The semantic category of the adventurer is one that defines itself in opposition to the "center," to the stable and well-known relationships of society. An adventurer is one who, by definition, seeks "adventure" outside the confines of what is safe. If the city and the town are the center, then the liminal regions are the bandit-filled forests, the ruins that lurk at the edge of known territory.

The adventurer re-performs the essential cooked/uncooked act of Levi-Strauss' theory: he must leave the stable and sensible territory for the violent wild where he will garner riches and, sometimes, self-knowledge before returning to the land of the cooked. Of course in, say, a western, the hero never becomes fully "cooked" -- he is a violent killer forever who is so dangerous that he has to move on to the next town. But in the world of D&D, the killers of yesterday are the lords of tomorrow, and that is not so far from the military truths of the actual Middle Ages.

Indeed, adventurers are other. They have placed themselves outside the careful mechanisms of society to advance by the short road. Where a farmer may slowly build up money to hopefully one day purchase a second farm and rent it out to some other poor peasant (a dream which, of course, could be taken away from him by one good orc raid or terrible growing season) adventurers bypass all of that. They don't steadily advance along a slow route towards some bourgeois fantasy of burgerhood, or even to the accepted ranks of lesser nobility.

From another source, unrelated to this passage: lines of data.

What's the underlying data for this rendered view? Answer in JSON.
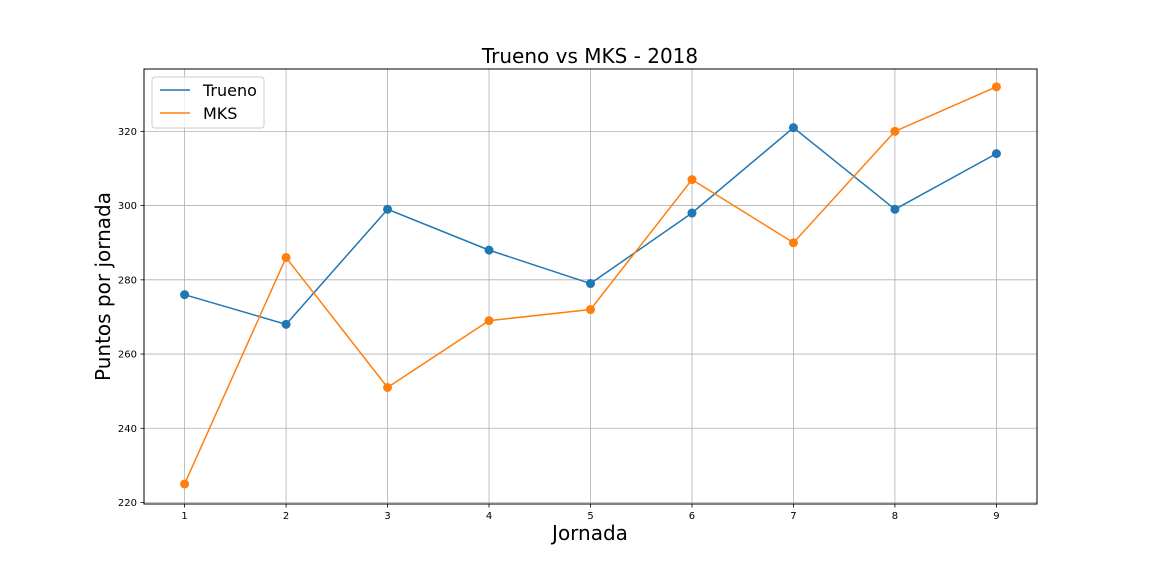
{
  "chart_data": {
    "type": "line",
    "title": "Trueno vs MKS - 2018",
    "xlabel": "Jornada",
    "ylabel": "Puntos por jornada",
    "x": [
      1,
      2,
      3,
      4,
      5,
      6,
      7,
      8,
      9
    ],
    "x_ticks": [
      "1",
      "2",
      "3",
      "4",
      "5",
      "6",
      "7",
      "8",
      "9"
    ],
    "y_ticks": [
      "220",
      "240",
      "260",
      "280",
      "300",
      "320"
    ],
    "xlim": [
      0.6,
      9.4
    ],
    "ylim": [
      219.6,
      336.8
    ],
    "grid": true,
    "legend_position": "top-left",
    "series": [
      {
        "name": "Trueno",
        "color": "#1f77b4",
        "values": [
          276,
          268,
          299,
          288,
          279,
          298,
          321,
          299,
          314
        ]
      },
      {
        "name": "MKS",
        "color": "#ff7f0e",
        "values": [
          225,
          286,
          251,
          269,
          272,
          307,
          290,
          320,
          332
        ]
      }
    ]
  }
}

They refuse to do knight-service and fight only in campaigns when their lords call them, living the rest of the year on their farms. They refuse also to run shops and generally go about all the little actions that people who are integrated into society take in order to better their lives. Adventurers are a form of gambler (that may be mixed with doing good or not) who seek the next thrill. Like the soldier who comes home from a war and finds that he misses it, adventurers are often thrill seekers willing to bet their very lives on their next delve.

Of course, not all adventurers can easily fit this mold and you may have players (or DMs) who want to explore relationships that occur within society long before the adventurer's set tenure as an outsider is technically up (level 9ish) and that is possible as well.

Even barring all this theoretical hocus pocus and jargon, the adventurer is clearly positioned outside his society. This is a functional concern as well as a theoretical one; if adventurers weren't outsiders, they would be engaging in the every-day humdrummery of medieval life, which is certainly not what D&D was made for. That being said, I find this aspect very interesting and my long-standing attempts at integrating some of the kinds of "adventure" (insider-adventure, I would call it) from Hârn speaks to my desire to have insider- and outsider- "adventurers." To that end, there will at some future date come an article about insider adventuring and how you might conceivably set out to achieve it even using a system so focused on the outre as D&D.

1 comment:

  1. I am know going over as many old characters that I can remember and wondering which ones fall into your definition of outsider. A hell of a lot of them I should say. A few notable exceptions include a DnD game set in the world created by Joe Abercrombie, where the men of the north live a constant life of adventuring. True, they would be outsiders to the southerners, but settling down on a farm is what you do if you haven't died by the time you're thirty, and even then, it's a hard life to adjust to.

    Only other is in a game created by a couple of friends, purely city based, where every one of the players has to exist within society. This makes for some killer roleplaying, and a whole heap of inventiveness. After all, you can't just wander round a civilized city wearing armour and carrying enough weapons to invade a small country without attracting a bit too much information.